At this time of year, thoughts begin to turn toward the end of year celebrations observed by most faiths around the world. Christmas is a popular celebration in the Western world, and has been for almost two thousand years.

We all know the story of a father and expectant mother, traveling through the winter storms to reach their home, and stranded in a small town where the only lodging available was a small stable for animals. There, surrounded by donkeys, horses, and other creatures, the mother delivered a tiny infant and their small family grew from two to three.

Not an unusual story, as this happens to young families more often than we would expect. First-born children are notorious for emerging into the world on their own schedule, whether or not it is convenient for the new parents.

This particular event is one that is celebrated throughout the Christian faith, as it represents the birth of Jesus, the son of God, and the beginning of the Christian religion. Over the years, the stable scene has been recreated in paintings, with actors and real animals, and in many other creative ways.

One that has taken hold in particular is the nacimiento, which translated from Spanish to English means birth. The nacimiento is typically a set of carved figurines, ranging from a very basic set of three figures for Joseph, Mary, and Jesus to more elaborate sets of figurines including stable animals, the three Wise Men who traveled to Jerusalem to give the new baby Jesus their gifts of gold, frankincense, and myrrh.

The tradition of the nativity was one brought by the Spanish to the New World five hundred years ago, and both colonists and Native Americans embraced the story and created their own nacimiento sets. They began to appear for sale to collectors in the early to mid-20th century. My mother acquired one of her first sets from her dear friends Ivan and Rita Lewis of Cochiti Pueblo, a gorgeous white set that my sister Maggie lovingly displays each winter. Later, I acquired a splendid set from mother’s dear friends Dorothy and Paul Gutierrez, Santa Clara pueblo potters. This amazing black on black pottery nacimiento set is unique and I treasure it.

Recently, I had the opportunity to chat with Maxine Toya of Jemez pueblo, a wonderful potter and a dear friend of mine. She has made nacimiento sets for years, and her detail work and polishing skills are quite superb. I asked Maxine to make a set for me, and we decided on a dozen figures in the set. Maxine does an amazing job with tan and red clays, lending her own distinctive personality to her pottery. Because of the care and attention that Maxine gives to her work, we both knew it would be almost six months before she completed the set. I am looking forward to putting it out this winter alongside my set from Dorothy and Paul Gutierrez.

Nacimientos are a representation of family and faith, and particularly this year with the struggles of the pandemic, family and faith are more important than ever.
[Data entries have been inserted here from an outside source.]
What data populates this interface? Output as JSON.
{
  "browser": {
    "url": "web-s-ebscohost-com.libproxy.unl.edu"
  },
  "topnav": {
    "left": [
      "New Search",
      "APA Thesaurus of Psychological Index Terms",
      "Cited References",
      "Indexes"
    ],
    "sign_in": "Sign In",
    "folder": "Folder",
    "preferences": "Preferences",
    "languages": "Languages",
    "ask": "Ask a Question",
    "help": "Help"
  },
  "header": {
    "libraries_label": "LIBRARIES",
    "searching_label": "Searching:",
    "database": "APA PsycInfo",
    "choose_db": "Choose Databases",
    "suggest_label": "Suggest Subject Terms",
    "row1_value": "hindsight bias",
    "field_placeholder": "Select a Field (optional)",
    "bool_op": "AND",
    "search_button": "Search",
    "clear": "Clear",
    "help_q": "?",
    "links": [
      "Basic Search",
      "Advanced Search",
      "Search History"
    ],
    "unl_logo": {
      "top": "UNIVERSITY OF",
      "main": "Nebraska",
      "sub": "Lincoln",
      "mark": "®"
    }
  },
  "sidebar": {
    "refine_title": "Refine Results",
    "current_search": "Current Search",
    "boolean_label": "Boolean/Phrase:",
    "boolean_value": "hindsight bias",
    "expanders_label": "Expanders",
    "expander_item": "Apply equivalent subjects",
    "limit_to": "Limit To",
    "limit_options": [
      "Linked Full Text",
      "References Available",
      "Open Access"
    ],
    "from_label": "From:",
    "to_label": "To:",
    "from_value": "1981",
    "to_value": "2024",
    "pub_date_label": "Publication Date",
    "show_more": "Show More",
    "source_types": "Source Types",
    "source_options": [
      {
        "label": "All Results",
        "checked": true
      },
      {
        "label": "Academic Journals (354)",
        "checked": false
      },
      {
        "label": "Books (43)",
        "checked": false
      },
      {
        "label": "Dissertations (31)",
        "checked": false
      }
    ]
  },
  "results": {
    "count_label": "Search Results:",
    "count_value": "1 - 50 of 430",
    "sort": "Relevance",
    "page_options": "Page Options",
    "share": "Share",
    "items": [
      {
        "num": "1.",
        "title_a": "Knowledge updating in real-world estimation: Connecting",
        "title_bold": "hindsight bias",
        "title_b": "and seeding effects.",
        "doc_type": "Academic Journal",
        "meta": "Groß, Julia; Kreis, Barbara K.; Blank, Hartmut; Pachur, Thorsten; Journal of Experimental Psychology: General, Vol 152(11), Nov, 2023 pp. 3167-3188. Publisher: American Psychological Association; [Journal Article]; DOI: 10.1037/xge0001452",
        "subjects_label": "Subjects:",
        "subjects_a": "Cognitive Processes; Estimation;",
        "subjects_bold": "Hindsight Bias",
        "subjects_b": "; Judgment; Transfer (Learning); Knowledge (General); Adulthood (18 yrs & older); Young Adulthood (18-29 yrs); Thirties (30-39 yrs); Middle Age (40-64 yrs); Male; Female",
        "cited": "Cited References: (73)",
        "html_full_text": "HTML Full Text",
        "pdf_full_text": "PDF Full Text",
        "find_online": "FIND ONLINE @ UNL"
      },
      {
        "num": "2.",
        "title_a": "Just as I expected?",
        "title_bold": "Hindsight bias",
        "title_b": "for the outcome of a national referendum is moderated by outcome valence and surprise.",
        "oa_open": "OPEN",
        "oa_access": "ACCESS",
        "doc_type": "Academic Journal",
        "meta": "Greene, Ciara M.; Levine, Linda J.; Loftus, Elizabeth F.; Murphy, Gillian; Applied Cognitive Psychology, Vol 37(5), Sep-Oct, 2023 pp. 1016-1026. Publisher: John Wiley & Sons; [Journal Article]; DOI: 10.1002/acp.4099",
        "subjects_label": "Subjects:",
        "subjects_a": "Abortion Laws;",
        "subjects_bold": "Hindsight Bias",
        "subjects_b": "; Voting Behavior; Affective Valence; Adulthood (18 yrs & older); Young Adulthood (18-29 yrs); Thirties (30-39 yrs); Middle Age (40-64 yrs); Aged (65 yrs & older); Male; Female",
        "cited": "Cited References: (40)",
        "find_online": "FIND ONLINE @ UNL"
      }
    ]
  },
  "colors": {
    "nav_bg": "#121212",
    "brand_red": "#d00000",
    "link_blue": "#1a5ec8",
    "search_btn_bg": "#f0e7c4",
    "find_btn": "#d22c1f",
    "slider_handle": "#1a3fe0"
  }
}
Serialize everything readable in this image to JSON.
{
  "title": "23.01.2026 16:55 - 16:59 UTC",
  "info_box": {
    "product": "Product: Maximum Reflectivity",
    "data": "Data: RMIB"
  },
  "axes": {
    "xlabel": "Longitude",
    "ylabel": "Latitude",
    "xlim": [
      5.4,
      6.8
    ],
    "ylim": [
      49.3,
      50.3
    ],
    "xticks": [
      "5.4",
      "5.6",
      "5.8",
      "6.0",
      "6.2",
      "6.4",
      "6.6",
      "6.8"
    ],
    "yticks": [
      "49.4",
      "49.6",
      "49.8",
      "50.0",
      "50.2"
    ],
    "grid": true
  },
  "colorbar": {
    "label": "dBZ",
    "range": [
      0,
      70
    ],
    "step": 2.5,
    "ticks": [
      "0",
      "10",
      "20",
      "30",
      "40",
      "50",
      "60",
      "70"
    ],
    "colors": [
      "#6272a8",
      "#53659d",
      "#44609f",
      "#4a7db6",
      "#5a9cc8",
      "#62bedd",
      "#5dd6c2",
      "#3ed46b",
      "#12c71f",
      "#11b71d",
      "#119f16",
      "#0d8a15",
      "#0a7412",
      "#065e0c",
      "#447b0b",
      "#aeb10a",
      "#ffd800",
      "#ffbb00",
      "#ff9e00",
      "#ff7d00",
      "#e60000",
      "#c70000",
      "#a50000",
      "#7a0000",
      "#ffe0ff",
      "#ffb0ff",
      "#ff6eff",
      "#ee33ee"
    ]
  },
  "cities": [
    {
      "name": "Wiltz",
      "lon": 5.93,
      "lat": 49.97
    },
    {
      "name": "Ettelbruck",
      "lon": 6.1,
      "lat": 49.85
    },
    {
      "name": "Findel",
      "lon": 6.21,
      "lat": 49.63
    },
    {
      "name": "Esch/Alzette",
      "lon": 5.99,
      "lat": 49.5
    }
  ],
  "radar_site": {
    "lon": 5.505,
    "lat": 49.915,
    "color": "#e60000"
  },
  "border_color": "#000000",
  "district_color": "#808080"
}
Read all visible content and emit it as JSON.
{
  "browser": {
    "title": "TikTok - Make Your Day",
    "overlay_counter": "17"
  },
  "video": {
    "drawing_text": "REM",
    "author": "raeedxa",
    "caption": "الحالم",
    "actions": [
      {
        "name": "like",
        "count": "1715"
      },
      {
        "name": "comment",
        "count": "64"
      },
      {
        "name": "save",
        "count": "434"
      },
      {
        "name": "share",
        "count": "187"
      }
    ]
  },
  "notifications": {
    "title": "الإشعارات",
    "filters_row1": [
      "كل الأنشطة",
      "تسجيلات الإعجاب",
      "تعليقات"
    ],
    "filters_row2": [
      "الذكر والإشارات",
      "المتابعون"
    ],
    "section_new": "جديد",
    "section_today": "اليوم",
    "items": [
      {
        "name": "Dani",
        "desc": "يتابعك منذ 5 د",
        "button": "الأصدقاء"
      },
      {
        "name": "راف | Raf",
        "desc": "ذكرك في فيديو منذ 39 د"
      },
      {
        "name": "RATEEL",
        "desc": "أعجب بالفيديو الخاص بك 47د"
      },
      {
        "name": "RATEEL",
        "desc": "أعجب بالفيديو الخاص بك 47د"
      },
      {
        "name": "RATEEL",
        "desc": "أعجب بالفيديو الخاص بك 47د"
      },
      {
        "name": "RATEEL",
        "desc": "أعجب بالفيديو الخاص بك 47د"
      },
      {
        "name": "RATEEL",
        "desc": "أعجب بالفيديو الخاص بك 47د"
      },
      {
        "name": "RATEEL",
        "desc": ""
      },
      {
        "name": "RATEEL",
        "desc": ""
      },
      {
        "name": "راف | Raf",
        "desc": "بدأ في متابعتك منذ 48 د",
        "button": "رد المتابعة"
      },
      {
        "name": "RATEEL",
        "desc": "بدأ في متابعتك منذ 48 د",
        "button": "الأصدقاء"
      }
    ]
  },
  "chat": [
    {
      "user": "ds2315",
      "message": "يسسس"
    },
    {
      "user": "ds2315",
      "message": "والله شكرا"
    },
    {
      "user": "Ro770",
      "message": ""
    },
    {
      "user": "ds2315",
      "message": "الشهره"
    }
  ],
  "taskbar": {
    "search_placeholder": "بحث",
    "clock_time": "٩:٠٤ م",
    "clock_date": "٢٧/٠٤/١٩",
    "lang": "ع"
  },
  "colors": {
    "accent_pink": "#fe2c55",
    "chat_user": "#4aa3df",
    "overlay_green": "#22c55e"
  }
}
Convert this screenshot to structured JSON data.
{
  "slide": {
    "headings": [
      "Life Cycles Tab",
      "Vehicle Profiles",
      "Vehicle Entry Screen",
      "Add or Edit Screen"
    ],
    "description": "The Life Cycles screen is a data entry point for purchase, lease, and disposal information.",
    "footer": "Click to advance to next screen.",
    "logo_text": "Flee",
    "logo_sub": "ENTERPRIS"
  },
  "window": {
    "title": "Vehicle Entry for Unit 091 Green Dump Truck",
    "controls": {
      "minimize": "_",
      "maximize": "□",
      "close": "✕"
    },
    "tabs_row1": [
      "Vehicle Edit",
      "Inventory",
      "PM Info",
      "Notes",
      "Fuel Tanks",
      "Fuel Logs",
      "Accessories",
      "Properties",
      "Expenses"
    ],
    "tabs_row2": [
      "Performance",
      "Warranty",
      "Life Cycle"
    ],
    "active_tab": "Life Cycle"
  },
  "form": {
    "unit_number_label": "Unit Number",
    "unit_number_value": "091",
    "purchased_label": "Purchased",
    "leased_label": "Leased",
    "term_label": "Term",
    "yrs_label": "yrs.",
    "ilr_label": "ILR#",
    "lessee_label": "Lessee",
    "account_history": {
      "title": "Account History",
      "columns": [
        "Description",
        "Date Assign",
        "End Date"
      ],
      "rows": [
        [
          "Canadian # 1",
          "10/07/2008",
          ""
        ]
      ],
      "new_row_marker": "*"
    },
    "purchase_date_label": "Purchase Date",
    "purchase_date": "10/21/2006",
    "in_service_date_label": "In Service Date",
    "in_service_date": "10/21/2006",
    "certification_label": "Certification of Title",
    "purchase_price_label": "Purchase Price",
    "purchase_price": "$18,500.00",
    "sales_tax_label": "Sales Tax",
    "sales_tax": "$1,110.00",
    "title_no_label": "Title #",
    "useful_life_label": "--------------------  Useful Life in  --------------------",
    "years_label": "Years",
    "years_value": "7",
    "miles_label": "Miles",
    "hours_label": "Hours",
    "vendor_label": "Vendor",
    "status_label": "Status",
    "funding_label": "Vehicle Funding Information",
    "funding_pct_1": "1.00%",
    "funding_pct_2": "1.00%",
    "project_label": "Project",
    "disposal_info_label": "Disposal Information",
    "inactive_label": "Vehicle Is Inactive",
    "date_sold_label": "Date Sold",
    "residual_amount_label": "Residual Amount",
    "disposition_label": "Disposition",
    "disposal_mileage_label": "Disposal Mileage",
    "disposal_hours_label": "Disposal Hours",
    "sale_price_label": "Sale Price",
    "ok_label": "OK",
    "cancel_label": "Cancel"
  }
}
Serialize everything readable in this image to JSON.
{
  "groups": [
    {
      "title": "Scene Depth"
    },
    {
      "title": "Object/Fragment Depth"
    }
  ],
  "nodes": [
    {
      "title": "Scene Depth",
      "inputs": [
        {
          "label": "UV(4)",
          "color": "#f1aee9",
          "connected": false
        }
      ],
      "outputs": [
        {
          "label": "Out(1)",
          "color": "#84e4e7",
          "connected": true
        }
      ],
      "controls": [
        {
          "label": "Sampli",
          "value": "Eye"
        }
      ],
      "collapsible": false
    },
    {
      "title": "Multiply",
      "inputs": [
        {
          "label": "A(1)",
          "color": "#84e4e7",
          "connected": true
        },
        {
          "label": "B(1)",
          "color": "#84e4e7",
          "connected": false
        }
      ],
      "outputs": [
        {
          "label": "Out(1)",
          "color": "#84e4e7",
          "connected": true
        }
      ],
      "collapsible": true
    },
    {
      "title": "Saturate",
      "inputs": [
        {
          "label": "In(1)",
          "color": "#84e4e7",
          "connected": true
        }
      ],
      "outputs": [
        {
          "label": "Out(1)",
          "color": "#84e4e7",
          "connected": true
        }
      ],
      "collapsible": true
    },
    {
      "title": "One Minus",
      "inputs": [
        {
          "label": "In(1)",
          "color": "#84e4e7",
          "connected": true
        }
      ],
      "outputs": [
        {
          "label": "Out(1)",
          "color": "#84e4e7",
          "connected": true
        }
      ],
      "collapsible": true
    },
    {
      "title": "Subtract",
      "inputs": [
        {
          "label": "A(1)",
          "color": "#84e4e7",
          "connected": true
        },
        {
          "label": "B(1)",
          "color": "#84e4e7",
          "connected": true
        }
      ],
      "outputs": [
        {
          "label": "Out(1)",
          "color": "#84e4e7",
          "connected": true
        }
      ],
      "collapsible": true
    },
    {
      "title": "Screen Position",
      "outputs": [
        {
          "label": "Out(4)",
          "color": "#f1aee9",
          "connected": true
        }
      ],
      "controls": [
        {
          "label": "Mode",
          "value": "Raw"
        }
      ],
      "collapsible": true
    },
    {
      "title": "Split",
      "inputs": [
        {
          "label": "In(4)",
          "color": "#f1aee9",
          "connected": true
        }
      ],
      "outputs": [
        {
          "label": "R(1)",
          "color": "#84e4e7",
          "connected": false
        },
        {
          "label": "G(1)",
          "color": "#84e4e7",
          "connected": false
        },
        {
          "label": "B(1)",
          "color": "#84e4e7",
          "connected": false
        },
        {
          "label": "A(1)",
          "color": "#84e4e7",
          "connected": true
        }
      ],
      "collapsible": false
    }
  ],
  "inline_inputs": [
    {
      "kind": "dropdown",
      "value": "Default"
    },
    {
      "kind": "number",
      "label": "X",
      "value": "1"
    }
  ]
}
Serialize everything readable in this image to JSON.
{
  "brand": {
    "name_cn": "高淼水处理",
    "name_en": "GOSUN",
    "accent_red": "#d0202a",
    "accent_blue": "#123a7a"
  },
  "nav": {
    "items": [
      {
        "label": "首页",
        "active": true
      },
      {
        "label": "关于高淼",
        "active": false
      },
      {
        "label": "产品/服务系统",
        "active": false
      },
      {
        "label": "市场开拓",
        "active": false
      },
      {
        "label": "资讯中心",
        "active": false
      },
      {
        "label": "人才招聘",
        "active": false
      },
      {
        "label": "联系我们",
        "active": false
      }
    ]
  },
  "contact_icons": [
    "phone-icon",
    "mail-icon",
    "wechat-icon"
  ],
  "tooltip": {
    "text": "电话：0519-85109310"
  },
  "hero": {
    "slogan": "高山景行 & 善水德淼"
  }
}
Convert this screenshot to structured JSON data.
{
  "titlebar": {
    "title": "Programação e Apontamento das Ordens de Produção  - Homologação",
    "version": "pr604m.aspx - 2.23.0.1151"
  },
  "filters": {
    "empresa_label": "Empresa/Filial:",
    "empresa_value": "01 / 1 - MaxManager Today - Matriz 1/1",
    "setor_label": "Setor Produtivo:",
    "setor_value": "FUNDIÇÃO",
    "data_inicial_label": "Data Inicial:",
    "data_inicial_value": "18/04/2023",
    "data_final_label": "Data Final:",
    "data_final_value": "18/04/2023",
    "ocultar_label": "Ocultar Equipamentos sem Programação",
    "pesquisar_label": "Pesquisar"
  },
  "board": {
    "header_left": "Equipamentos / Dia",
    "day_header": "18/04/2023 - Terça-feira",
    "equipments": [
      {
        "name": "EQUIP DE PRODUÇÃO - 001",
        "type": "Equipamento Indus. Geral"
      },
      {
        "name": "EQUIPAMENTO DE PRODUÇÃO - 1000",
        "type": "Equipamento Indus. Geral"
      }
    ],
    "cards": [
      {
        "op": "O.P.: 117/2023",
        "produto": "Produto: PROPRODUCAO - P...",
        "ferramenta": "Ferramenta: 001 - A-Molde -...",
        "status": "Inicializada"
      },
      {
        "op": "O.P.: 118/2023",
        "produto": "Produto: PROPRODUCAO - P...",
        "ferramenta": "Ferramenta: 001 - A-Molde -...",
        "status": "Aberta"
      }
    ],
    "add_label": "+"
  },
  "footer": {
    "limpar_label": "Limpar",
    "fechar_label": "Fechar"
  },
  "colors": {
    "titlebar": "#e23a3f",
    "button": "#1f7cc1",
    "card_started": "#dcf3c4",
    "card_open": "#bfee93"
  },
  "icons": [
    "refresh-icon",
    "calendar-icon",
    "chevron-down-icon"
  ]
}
Many of us look on 2020 as the year that wasn’t, given the lockdowns and quarantines that took place around the world. I choose to look beyond these struggles, and look at 2020 as a year of renewed family and faith, and my wonderful nacimiento set by Maxine Toya will always remind me of the importance and power of these two things. Regardless of your culture, your faith, your beliefs, or your upbringing, you are still part of a family. In the greater sense, we are all part of the same family, and though we may have small differences from time to time, at the end of the day we are still family.